History

United States
- Name: USS Sotoyomo
- Builder: Levingston Shipbuilding Co., Orange, Texas
- Laid down: 7 September 1942
- Launched: 19 October 1942
- Commissioned: 29 May 1943, as USS ATR-43
- Decommissioned: 9 April 1946
- Recommissioned: 6 June 1951
- Decommissioned: 1 July 1955
- Renamed: USS ATA-121, 15 May 1944; USS Sotoyomo (ATA-121), 16 July 1948;
- Stricken: 1 September 1961
- Fate: Sold to the Republic of Mexico Navy, June 1963

Mexico
- Name: ARM Sotoyomo
- Acquired: June 1963
- Fate: Unknown

General characteristics
- Class & type: Sotoyomo-class tugboat
- Displacement: 534 long tons (543 t) light; 835 long tons (848 t) full;
- Length: 143 ft (44 m)
- Beam: 33 ft (10 m)
- Draft: 13 ft (4.0 m)
- Propulsion: Diesel-electric engines, single screw
- Speed: 13 knots (24 km/h; 15 mph)
- Complement: 45
- Armament: 1 × 3"/50 caliber gun

= USS Sotoyomo (ATA-121) =

Tugboat of the United States Navy

USS Sotoyomo (ATR-43/ATA-121) was a rescue tug of the United States Navy that served during World War II and the early 1950s, and was sold to Mexico in 1963.

The ship was laid down on 7 September 1942 at Orange, Texas, by the Levingston Shipbuilding Co., launched on 19 October 1942, and commissioned on 29 May 1943 as USS ATR-43.

==Service history==

===1943-1946===
In June 1943, ATR-43 sailed from Orange; proceeded via New Orleans and Key West to Hampton Roads; and arrived at Norfolk, Virginia on the 29th. On 21 July, after shakedown exercises and eight days in drydock at the Norfolk Navy Yard, ATR-43 headed back to Key West. For the next 10 months, she operated in the Caribbean Sea and the south Atlantic. The tug visited Trinidad; Bermuda; and Recife and Belem, Brazil. She was redesignated ATA-121 on 15 May 1944. She departed Bermuda on 8 May 1945; transited the Panama Canal; and reached San Diego, California, on 1 June. On the 7th, she sailed, via Puget Sound and Pearl Harbor for the western Pacific.

On Independence Day 1945, she sailed for Eniwetok Atoll with the barracks craft APL-2, floating workshop YR-61, and harbor tug YTL-550 in tow. On the 22nd, she entered Eniwetok Lagoon; and, the next day, she departed to tow YTL-550 to Kwajalein. She arrived at Kwajalein on 25 July and sailed for Pearl Harbor the following day. She made Pearl on 2 August and remained there until after Japan surrendered.

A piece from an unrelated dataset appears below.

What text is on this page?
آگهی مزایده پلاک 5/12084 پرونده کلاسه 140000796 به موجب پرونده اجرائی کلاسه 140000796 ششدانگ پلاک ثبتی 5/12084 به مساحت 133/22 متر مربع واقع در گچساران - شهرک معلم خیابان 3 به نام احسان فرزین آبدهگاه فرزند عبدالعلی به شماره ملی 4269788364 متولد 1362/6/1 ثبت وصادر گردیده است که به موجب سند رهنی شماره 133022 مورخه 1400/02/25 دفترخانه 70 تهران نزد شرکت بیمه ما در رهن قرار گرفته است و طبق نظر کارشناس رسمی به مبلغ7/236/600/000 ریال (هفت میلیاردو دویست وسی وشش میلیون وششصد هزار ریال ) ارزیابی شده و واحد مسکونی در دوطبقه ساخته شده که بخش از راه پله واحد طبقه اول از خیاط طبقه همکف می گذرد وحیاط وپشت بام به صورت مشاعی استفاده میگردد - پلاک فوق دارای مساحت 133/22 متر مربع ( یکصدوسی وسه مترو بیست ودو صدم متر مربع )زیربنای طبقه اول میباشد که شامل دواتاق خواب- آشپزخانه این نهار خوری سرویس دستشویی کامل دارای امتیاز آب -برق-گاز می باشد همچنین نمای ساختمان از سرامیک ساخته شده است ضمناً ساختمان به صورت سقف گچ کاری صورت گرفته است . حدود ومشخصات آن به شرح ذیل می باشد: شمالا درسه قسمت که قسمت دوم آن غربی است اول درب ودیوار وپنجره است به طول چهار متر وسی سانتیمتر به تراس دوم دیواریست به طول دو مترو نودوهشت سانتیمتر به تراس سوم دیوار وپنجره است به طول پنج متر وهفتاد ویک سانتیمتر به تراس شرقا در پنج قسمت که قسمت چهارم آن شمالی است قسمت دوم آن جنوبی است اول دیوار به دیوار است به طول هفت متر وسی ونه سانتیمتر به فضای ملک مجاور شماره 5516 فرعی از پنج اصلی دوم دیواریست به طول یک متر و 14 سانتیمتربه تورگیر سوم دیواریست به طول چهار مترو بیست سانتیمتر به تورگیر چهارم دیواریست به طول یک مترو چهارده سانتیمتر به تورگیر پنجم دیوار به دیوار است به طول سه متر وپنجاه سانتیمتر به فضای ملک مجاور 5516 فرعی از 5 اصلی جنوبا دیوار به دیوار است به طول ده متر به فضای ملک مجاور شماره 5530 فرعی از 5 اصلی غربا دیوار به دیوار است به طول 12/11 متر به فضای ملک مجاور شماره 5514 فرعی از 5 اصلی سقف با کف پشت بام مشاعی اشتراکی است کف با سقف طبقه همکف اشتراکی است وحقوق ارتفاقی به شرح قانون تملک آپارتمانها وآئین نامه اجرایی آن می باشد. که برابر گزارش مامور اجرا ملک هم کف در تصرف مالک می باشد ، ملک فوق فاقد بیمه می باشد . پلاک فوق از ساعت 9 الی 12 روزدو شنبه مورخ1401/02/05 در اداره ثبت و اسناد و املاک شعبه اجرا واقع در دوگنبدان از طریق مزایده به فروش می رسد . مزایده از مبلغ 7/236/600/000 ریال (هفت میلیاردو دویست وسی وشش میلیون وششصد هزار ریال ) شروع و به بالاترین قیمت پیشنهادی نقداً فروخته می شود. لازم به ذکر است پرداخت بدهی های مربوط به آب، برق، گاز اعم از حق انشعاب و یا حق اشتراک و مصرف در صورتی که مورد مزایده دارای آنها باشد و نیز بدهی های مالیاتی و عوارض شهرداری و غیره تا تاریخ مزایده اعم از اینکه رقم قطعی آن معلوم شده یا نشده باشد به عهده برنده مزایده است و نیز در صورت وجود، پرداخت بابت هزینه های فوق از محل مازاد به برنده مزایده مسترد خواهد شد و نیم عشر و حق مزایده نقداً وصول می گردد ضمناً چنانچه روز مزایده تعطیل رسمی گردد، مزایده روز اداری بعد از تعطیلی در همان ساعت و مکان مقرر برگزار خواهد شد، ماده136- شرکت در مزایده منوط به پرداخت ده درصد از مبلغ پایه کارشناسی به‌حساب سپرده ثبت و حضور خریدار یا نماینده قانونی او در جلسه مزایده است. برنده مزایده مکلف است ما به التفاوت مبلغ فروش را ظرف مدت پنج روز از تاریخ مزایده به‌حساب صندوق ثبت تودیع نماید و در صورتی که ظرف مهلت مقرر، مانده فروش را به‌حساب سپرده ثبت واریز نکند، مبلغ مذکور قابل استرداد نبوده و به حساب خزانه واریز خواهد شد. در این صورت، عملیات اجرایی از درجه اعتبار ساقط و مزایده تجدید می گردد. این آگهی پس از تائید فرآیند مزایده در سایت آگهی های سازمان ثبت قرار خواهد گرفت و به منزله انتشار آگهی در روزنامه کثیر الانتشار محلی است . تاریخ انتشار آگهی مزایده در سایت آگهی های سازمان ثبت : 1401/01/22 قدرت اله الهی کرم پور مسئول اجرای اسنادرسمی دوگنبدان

The ship performed towing missions between Hawaii, the Marshall Islands, and the Marianas through most of the autumn. Early in December, she departed Pearl Harbor and arrived at San Diego on the 17th. ATA-121 was decommissioned at Astoria, Oregon, on 9 April 1946.

===1951-1968===
On 6 June 1951, she was recommissioned as Sotoyomo (ATA-121). Between 15 June 1951 and 25 June 1952, she operated in and around San Diego. She next made a voyage to Sasebo, Japan, via Pearl Harbor and Midway, and returned to San Diego on 15 March 1953. She again departed San Diego on 23 April, reached Pearl Harbor on 3 May, and entered the naval shipyard there for overhaul. On 8 July, she exited Pearl Harbor to return to the California coast and arrived at San Diego on the 18th. She remained there until 2 February 1954, when she got underway for Sasebo, Japan, via Pearl Harbor and Kwajalein. Returning via Midway and Pearl Harbor, Sotoyomo arrived in San Diego on 22 September.

===Decommissioning and sale===
In the spring of 1955, the ship returned to Astoria where she was decommissioned on 1 July. She was berthed in the Columbia River until her name was struck from the Navy List on 1 September 1961. In June 1963, the ship was sold to the government of Mexico.